# **MNIST-1D**: Observing deep double descent

This notebook was originally proposed at [MNIST 1D github repo](https://github.com/greydanus/mnist1d/blob/master/notebooks/deep-double-descent.ipynb) and adapted by Gabriel V. Cardoso.

The goal of this notebook is to reproduce the double descent experiment with different networks.

In [1]:
import matplotlib.pyplot as plt
import numpy as np

import torch
import torch.nn as nn
from torch.utils.data import TensorDataset, DataLoader
from tqdm import tqdm
from typing import Dict, Tuple

In [2]:
from mnist1d.data import make_dataset, get_dataset_args

args = get_dataset_args()
args.num_samples = 16_000
args.train_split = 0.25

data = make_dataset(args)

print(data['x'].shape)
print(data['x_test'].shape)

(4000, 40)
(12000, 40)


In [3]:
# Add 15% noise to training labels

import copy
data_with_label_noise = copy.deepcopy(data)

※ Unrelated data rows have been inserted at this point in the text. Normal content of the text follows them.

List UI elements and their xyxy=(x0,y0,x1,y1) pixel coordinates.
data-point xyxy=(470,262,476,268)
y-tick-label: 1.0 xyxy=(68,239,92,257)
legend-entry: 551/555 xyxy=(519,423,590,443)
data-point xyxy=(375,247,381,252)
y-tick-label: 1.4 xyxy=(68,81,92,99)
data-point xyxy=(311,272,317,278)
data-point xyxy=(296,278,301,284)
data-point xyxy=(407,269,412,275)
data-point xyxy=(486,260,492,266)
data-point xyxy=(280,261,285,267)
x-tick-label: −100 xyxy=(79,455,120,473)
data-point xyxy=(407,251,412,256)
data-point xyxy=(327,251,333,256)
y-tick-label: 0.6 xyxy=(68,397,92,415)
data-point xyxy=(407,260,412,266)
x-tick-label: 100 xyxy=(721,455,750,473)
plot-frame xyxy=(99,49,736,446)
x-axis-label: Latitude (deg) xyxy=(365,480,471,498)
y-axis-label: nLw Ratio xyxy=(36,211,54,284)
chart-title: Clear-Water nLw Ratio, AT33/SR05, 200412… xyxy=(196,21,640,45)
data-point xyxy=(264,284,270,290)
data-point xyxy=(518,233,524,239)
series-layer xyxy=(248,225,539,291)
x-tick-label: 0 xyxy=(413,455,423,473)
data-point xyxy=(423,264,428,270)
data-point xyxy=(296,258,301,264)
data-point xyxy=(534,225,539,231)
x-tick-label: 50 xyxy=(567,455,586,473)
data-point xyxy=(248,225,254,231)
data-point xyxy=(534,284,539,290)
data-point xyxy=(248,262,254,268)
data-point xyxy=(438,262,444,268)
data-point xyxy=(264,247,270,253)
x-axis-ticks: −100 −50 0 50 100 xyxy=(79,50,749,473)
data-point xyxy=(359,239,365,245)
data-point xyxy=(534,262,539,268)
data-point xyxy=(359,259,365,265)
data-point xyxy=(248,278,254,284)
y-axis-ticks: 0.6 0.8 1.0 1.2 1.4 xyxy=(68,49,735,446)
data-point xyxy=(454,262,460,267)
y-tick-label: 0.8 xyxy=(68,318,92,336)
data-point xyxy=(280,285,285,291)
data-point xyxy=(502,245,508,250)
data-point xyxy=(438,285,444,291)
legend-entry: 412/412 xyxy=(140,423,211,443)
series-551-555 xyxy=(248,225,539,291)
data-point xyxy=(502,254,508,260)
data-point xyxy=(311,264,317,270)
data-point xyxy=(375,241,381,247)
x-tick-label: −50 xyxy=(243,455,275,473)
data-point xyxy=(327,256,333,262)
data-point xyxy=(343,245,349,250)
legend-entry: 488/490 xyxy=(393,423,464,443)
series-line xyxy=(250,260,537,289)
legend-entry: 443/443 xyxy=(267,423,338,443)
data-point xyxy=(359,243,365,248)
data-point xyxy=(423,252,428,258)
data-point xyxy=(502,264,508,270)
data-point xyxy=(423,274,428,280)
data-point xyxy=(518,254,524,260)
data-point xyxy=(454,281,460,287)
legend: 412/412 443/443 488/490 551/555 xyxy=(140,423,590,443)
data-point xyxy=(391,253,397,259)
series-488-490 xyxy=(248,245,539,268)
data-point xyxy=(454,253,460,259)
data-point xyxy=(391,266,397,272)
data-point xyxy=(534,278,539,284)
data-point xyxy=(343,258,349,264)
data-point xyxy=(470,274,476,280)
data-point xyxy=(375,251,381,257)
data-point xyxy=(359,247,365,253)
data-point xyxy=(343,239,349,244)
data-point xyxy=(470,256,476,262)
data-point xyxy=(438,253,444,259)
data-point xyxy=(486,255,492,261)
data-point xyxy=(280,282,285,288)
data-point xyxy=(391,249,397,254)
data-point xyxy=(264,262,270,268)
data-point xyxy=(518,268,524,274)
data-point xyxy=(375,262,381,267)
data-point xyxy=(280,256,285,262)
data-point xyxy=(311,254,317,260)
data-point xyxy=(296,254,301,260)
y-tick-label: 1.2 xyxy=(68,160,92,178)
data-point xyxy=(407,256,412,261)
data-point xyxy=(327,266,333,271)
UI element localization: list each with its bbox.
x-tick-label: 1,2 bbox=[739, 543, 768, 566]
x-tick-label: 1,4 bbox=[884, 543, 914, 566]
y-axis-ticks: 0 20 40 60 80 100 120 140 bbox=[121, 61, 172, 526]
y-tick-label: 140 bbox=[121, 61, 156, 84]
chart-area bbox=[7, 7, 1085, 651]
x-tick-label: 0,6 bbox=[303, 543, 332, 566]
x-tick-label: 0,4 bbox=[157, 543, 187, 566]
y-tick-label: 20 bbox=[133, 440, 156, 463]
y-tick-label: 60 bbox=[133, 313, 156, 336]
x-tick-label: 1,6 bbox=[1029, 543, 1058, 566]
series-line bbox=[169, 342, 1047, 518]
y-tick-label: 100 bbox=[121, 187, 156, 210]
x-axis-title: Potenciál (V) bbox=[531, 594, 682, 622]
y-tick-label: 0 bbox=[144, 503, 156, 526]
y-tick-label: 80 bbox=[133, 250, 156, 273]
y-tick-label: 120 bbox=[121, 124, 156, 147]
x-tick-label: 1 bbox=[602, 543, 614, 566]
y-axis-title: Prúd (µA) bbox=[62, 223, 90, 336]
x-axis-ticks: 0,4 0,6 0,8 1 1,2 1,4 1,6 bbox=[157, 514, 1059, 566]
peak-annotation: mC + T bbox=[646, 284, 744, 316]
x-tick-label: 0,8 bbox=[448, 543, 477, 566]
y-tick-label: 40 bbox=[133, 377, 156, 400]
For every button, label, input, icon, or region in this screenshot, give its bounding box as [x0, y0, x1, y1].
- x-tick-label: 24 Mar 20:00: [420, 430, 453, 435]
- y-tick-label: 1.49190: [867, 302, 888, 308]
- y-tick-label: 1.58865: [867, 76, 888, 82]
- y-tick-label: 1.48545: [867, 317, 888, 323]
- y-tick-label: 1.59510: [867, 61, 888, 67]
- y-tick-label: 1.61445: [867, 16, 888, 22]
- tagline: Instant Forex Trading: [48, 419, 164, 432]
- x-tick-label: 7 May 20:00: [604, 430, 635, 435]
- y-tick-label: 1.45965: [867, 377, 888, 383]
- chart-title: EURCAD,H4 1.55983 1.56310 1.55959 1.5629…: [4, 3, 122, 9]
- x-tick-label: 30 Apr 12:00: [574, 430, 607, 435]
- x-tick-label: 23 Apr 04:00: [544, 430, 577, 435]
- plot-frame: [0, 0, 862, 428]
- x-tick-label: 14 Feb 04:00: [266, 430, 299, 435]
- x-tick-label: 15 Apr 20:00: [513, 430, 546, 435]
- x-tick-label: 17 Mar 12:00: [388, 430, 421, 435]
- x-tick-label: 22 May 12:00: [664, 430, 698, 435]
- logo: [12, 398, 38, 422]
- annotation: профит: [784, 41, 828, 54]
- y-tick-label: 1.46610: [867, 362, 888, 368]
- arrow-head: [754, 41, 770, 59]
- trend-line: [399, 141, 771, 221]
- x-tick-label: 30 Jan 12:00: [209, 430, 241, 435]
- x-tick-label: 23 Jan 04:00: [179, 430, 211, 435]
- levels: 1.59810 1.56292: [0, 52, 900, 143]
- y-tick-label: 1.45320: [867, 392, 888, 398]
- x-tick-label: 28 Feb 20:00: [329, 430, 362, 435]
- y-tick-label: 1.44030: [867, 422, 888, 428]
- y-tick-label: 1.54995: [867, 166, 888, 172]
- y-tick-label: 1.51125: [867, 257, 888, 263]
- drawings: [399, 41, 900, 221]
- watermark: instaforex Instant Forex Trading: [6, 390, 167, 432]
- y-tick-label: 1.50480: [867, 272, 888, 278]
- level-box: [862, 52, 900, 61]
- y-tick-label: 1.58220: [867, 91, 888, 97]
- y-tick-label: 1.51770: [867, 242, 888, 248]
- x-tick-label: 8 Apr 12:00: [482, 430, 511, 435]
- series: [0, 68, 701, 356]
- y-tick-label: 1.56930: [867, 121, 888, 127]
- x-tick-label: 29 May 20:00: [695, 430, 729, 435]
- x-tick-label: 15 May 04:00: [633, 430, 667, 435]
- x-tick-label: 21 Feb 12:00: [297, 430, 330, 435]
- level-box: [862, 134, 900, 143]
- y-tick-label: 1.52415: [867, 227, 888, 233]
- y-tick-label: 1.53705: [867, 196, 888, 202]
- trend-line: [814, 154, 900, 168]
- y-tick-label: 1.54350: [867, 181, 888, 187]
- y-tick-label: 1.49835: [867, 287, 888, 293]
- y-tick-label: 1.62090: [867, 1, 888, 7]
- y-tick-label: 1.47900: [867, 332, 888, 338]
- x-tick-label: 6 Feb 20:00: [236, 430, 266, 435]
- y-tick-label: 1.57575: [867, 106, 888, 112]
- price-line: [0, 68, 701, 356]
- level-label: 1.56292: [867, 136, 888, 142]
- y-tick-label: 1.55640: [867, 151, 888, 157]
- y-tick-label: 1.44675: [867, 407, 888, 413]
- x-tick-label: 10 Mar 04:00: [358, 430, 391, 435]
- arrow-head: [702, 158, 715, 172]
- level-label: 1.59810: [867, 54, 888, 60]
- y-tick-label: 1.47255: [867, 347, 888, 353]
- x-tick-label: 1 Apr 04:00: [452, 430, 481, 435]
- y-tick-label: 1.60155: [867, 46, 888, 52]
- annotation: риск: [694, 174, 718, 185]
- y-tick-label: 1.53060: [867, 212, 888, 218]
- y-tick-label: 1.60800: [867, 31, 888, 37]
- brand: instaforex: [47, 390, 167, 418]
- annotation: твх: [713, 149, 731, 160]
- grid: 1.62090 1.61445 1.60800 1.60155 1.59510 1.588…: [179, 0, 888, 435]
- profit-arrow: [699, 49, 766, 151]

for i in range(len(data['y'])):
    if np.random.random_sample() < 0.15:
        data_with_label_noise['y'][i] = np.random.randint(0, 10)

In [4]:
# Define MLP architecture with one hidden layer

def get_model(n_hidden):
    return nn.Sequential(
        nn.Linear(40, n_hidden),
        nn.ReLU(),
        nn.Linear(n_hidden, n_hidden),
        nn.ReLU(),
        nn.Linear(n_hidden, 10)
    )

## Question 1:

Write a `fit_model` function according to the docstring defined below.

In [None]:
def fit_model(
    model: torch.nn.Module,
    data: Dict[str, np.ndarray],
    n_epoch: int,
    optimizer_params: Dict[str, float],
    return_last_only: bool = True,
    ) -> Tuple[torch.Tensor, torch.Tensor]:
    """
    This function must return the train and test error.
    Args:
        model (torch.nn.Module): The model being used to classify.
        data (Dict[str, np.ndarray]): A dictionary with keys ["x", "y", "x_test", "y_test"]
        n_epoch (int): number of epochs to test
        optimizer_params (Dict[str, float]): Dictionary with parameters for the optimizer, such as ["lr", "momentum"...].

    Returns:
        Tuple[torch.Tensor, torch.Tensor]: Return train and test error of the trained model.
    """
    return None

## Question 2:

Test your implementation and parameterization: Running it with MLP of size 100 should give you 0 train error. Make sure this is the case and that 0 train error is obtained not in the end of the traning

## Question 3:

Investigate double descent on the MLP class for no noise and noisy data.

## Question 4

Do the same for CNN.

In [11]:
# Define CNN architecture

def get_model_cnn(channels):
    return nn.Sequential(
        nn.Conv1d(1, channels, 5, stride=2, padding=1),
        nn.ReLU(),
        nn.Conv1d(channels, channels, 3, stride=2, padding=1),
        nn.ReLU(),
        nn.Conv1d(channels, channels, 3, stride=2, padding=1),
        nn.ReLU(),
        nn.Flatten(),
        nn.Linear(channels * 5, 10),
    )

## Question 5:

Write a short report about your findings and the impact of the different factors.